By Willem Blom, Contributor to AdWeek
There is growing concern among brands and advertisers about how to deliver personalized experiences despite the signal loss we will see with the eventual elimination of cookies and iOS changes.
But the death of the cookie is overstated. It’s only third-party cookies that are going away (for now at least, as Apple’s Mail Privacy Protection in iOS 15 may signal future changes). It’s how marketers collect and use first-party data that is the new arms race.
Instead of focusing on what we will lose, we should be focusing on building the next evolution of digital media experiences. Because we can do way better than cookies.
To move forward, we need to create relevant (vs. personalized) experiences that meet the needs of customers and where they feel safe sharing data with their favorite brands. Consumers deserve privacy, and the exploitation of data by some brands has clearly violated that trust. In this new world, brands can also monetize that data and advertisers can see value in their investments. All without third-party cookies.
We can achieve this by approaching the customer experience holistically—from the tech stack to the design and UX, to the creative and messaging, through to media activation. In short, teams that strike the right balance between creativity and data will perform better.
Use tech to deliver more insights from first-party data
The thing that will make the biggest difference is a clear data strategy—specifically answering the question of how can brands identify the signifiers of behaviors they want to encourage? Brands need a strong data strategy and the technologies to capture the right data, translate it into signals and use it to dictate media activations. This includes:
- Data capture, to collect signals and data points from the different advertising platforms
- Data warehousing and storage for a single source of truth (like a customer data platform)
- Data science and AI to mimic and predict future customer behavior
- Data activation to leverage the owned data and predictive intelligence for a brand in media targeting strategies
Brands can augment their current tech stack to be able to support their data strategy and deliver more insights from first-party data. Too often today, we see clients that are capturing a lot of data, but it’s not structured to activate.
And, while brands certainly need to build up their first-party data, they also don’t want to market only to their customers. For brands where upper-funnel media plays an important role in growth, they should not rely only on first-party data.
The industry is moving away from straightforward deterministic models where conversions were tracked and attributed, to probability models for assessing the effectiveness of advertising. We can only do this with a clear data strategy and by using tech to collaborate with other collectors of first-party data (such as the walled gardens like Amazon and Facebook). Agencies can help brands to bring together datasets in clean room environments to augment their view of the customer and give them the insights they need.
Retailers are a good model. They’ve been collecting first-party data and have tons of data about customer behavior in their CRMs. They are partnering with customer data platforms (CDPs) to use data more effectively and to make it actionable. When looking beyond data silos, unified customer data allows brands to prioritize and target users in different ways than before.

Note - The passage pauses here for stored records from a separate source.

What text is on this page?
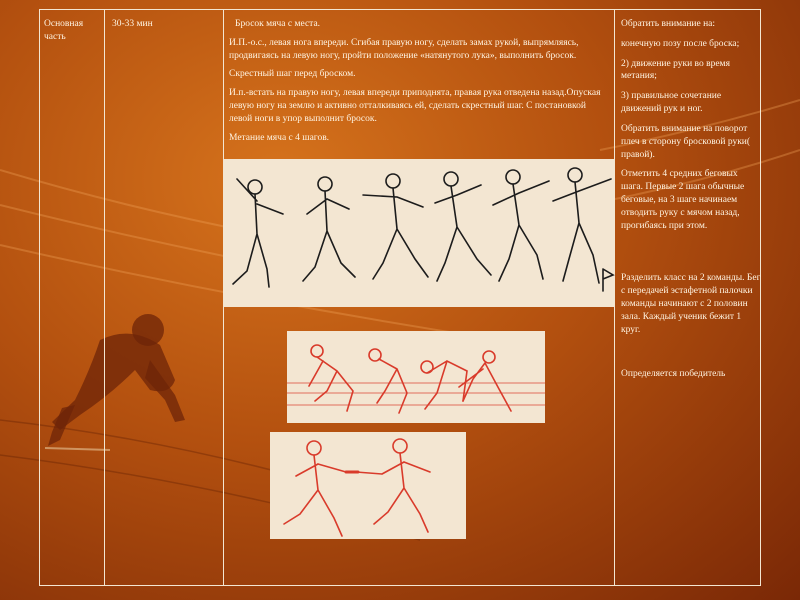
Основная часть
30-33 мин	Бросок мяча с места.

И.П.-о.с., левая нога впереди. Сгибая правую ногу, сделать замах рукой, выпрямляясь, продвигаясь на левую ногу, пройти положение «натянутого лука», выполнить бросок.

Скрестный шаг перед броском.

И.п.-встать на правую ногу, левая впереди приподнята, правая рука отведена назад.Опуская левую ногу на землю и активно отталкиваясь ей, сделать скрестный шаг. С постановкой левой ноги в упор выполнит бросок.

Метание мяча с 4 шагов.

Обратить внимание на:

конечную позу после броска;

2) движение руки во время метания;

3) правильное сочетание движений рук и ног.

Обратить внимание на поворот плеч в сторону бросковой руки( правой).

Отметить 4 средних беговых шага. Первые 2 шага обычные беговые, на 3 шаге начинаем отводить руку с мячом назад, прогибаясь при этом.

Разделить класс на 2 команды. Бег с передачей эстафетной палочки команды начинают с 2 половин зала. Каждый ученик бежит 1 круг.

Определяется победитель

For example, Rituals, a home and body cosmetics brand, wanted to be able to predict the behavior of its customers and turned to Dept to build its CDP. We used machine learning to predict conversion intent by matching real-time browsing behavior to historical conversion patterns, resulting in a 40% savings in their remarketing ad spend without reducing conversions.
Data meets creativity
The data and the technology infrastructure needs to be coupled with creative and design experiences that move away from being focused on delivering a message to being focused on removing friction from the process. Creative is no longer just about message delivery in a brand-building channel. We need to shift to what we call “creative multi-moment marketing.”
Creative needs to make it easy for consumers to move on to the next logical step in the journey. Messages need to be unique and relevant to where they are in the journey (right person, right message, right time). We need to be able to understand less about who a person is and more about where they are and where they need to go. This will allow us to be less personalized and more relevant.
The richness of combined datasets will reveal the personality of customers. Who are they? What do they want? How do they feel? The relationship with creative is two-way—creative has to follow the data, but interactions with creative provides a rich source of data that improves our understanding of who customers are.
Creative also needs to help brands increase the share of people who are willing to become “known” to them. In some ways, brands will need to entice consumers to share their data going forward through exclusive deals, discounts or other perks.
A stronger connection between data, tech and creative will make it easier for brands to understand what their customers really want. It sounds obvious, and maybe even easy. But for many, it will require an organizational shift and a bigger focus on bringing marketing, tech and data together in the quest to find new customers and to delight the ones you already have. The cookieless future looks bright for brands that can bring all the pieces together.